David Ashe, chairman of Upham Parish Council, presentation to Eastleigh Borough Council, 15 December 2016: I’m speaking to you tonight as chairman of Upham Parish Council on behalf of Upham and with the consent of John Chapman, my opposite number at Owslebury, on behalf of his parish also.
However I’m not just here to tell you about your lovely local national park and how you mustn’t build anywhere near it.
We are realists and know that you have some hard choices to make. Equally we know you will do your neighbours the natural courtesy of making sure that the decision you take is the best possible one given all the evidence available, and we welcome [Leader of Eastleigh Borough Council] Keith House’s words on this.
Hard choices indeed between a development that is strung out along a road [options B and C in Allbrook, Bishopstoke and Fair Oak] or one that is centred around a railway station [options D and E in Allington Lane]. Which is better for the planet?
Or a development which is on the fringe of the borough remote from the town centre [B/C], or one that links easily into the town centre and supports and re-inforces it [D/E]. Which is better for Eastleigh?
I have to say we are mystified by the report before you today. On the one hand it provides (with some omissions) a preliminary and fair SWOT analysis of each of the schemes, and stresses the amount of work there is to do to develop this. Options B and C are identified as being the highest risk option, with Allington Lane (which you identified 15 years ago this month as being the only acceptable location for a major greenfield development in the borough) scoring only one threat as against four for B and C. Yet it then leaps to the conclusion in the recommendations before you that you should forge ahead with B/C and dismiss D/E. There seems no logic to this.
Obviously B and C dangles the carrot of a possible answer to congestion problems in the shape of the North Bishopstoke relief road. However for a road-based proposal there is, astonishingly to us, no traffic study work that backs this up. What little evidence there is, Hampshire’s preliminary strategic traffic study done a year ago, is very noncommittal. There is no work yet done on the impact of these houses on the narrow lanes to the north and east of them.
When Keith House met with us two months ago [at a Winchester Southern Parishes meeting in Bishop’s Waltham on 24 October 2016], he was very clear that this road would need to be built by Eastleigh ahead of any development. He is absolutely right about that, as to do otherwise would be to condemn Fair Oak and Bishopstoke to 20 years of traffic misery as the fields between Upham and Fair Oak fill with houses. Even if the road does provides relief, a 95% complete relief road is no relief road at all. Yet even assuming it were technically possible this is a huge financial decision. The £31 million budget from the county doesn’t cover a long length of road, any works to the infamous Allbrook railway bridge nor anything to cover Network Rail’s potential request for a ransom payment.

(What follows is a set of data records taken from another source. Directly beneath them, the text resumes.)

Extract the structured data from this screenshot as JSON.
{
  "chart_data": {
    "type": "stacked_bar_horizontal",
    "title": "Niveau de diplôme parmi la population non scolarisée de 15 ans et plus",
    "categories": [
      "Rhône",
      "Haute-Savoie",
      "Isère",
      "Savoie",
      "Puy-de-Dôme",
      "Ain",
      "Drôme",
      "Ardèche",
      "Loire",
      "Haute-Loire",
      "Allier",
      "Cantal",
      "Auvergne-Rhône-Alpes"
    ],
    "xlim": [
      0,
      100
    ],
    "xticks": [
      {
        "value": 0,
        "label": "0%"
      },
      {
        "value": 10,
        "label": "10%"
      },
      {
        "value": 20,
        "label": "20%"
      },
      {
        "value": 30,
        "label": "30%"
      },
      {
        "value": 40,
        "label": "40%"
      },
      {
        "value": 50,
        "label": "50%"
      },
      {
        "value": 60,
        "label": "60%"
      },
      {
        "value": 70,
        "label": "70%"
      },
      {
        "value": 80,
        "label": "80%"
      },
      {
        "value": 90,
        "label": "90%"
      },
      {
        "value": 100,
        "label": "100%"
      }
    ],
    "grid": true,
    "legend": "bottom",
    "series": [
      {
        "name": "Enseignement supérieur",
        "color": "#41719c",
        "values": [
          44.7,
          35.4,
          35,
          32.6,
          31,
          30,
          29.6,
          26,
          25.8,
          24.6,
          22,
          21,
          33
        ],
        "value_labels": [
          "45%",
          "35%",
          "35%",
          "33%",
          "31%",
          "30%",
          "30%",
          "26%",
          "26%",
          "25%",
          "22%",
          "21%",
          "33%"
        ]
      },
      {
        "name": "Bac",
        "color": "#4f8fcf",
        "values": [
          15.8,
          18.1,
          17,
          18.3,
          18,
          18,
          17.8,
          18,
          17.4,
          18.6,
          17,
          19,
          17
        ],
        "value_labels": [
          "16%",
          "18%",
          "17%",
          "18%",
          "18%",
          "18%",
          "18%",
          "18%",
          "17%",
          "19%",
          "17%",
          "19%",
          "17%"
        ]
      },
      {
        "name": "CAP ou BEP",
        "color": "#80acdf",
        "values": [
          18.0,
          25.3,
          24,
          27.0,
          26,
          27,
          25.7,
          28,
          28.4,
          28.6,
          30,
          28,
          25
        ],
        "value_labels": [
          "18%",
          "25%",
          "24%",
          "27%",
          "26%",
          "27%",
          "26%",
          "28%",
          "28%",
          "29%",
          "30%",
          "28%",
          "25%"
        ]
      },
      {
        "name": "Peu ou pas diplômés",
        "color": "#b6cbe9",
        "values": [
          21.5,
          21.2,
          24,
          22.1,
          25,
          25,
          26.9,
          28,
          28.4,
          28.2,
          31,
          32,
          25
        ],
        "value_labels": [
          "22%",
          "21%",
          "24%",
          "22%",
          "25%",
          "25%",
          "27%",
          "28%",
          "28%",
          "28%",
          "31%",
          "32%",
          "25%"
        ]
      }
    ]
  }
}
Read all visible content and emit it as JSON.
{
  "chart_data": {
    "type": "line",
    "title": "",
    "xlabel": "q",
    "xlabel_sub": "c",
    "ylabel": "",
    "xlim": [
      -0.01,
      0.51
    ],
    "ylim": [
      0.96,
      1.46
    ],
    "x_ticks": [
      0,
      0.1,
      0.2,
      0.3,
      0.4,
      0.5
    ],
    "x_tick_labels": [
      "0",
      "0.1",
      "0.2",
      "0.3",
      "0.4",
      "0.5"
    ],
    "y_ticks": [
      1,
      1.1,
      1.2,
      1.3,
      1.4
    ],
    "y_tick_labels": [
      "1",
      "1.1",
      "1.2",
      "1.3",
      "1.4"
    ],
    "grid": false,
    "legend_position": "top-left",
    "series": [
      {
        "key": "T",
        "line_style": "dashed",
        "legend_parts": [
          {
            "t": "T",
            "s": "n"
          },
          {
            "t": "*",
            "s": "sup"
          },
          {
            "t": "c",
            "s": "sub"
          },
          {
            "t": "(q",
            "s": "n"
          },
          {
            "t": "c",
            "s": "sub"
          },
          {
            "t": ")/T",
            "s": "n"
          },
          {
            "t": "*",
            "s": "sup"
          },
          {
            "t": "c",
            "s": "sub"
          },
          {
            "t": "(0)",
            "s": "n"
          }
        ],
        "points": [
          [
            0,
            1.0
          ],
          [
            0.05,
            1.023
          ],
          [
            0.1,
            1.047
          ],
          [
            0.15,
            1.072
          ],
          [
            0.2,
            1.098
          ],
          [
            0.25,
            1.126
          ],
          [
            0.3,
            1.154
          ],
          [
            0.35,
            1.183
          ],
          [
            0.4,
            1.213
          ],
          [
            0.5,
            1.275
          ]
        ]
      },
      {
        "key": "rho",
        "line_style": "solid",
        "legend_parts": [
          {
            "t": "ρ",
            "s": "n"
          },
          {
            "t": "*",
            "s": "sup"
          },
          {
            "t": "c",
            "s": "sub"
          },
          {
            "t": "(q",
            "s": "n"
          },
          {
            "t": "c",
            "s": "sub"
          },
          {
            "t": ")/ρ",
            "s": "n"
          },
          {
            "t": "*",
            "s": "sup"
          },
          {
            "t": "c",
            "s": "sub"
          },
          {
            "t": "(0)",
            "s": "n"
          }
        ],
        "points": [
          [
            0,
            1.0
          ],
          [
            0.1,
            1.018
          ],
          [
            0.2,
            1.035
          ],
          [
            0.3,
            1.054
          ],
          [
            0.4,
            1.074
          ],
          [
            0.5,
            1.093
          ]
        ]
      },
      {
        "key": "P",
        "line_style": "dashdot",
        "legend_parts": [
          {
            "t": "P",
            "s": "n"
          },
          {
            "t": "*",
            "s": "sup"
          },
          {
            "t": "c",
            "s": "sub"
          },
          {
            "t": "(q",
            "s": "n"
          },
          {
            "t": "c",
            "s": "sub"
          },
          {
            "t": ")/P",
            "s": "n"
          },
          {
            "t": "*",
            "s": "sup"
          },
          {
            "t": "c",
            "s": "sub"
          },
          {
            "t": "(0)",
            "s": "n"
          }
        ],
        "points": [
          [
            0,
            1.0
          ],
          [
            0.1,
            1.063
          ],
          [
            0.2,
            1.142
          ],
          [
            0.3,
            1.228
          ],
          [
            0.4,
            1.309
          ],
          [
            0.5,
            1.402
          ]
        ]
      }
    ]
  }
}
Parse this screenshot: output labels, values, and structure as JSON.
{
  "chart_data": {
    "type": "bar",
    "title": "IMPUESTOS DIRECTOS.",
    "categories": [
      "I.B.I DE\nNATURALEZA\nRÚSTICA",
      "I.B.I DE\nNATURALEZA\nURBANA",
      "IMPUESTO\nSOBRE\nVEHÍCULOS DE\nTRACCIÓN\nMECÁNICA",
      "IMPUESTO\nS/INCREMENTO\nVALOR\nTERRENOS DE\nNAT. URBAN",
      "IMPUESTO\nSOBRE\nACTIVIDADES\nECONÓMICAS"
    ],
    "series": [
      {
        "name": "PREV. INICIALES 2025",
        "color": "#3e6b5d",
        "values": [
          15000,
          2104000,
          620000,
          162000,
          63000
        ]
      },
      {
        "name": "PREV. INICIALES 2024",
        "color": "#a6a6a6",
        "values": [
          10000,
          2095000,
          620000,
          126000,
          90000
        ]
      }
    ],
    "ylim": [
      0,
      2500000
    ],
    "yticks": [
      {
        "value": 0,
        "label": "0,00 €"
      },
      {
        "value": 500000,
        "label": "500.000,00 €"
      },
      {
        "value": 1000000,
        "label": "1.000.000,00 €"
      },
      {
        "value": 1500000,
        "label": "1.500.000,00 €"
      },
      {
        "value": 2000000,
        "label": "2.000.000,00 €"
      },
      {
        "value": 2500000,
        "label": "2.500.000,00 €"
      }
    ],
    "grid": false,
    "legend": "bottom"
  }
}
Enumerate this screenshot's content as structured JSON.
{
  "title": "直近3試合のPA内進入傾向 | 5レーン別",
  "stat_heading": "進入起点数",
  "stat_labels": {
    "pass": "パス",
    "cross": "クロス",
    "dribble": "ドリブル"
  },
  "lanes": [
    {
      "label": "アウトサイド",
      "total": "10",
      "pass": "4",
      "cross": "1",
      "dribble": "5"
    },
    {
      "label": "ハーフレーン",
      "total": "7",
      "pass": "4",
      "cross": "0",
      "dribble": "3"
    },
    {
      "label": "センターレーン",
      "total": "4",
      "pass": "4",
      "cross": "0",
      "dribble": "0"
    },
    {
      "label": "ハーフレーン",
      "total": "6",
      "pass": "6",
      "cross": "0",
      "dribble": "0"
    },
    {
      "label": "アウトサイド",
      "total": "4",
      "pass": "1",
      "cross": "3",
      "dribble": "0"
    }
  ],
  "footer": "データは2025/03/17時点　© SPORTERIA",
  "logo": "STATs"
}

Have you debated how this cost, which could comfortably exceed £50 million, is to be paid for? Would the money be better spent elsewhere?
So, with so many risks hanging over B and C and so much work to do to find out more about them, we would urge you to consider again your paper’s recommendation 3 and put both options on a level playing field.
So whats the rush? Why leap into a decision before you have to and before you know the full facts? Keith House has said this evening that you need to take your time.
We would urge you to do your due diligence, as you said you would in July [at the last full council meeting on 21 July 2016], before you narrow down your options. To do otherwise risks having your plan thrown out a second time as being unsound. This would just create a developers’ free for all, bad for you as councillors, bad for us as your neighbours and a disaster for the whole borough.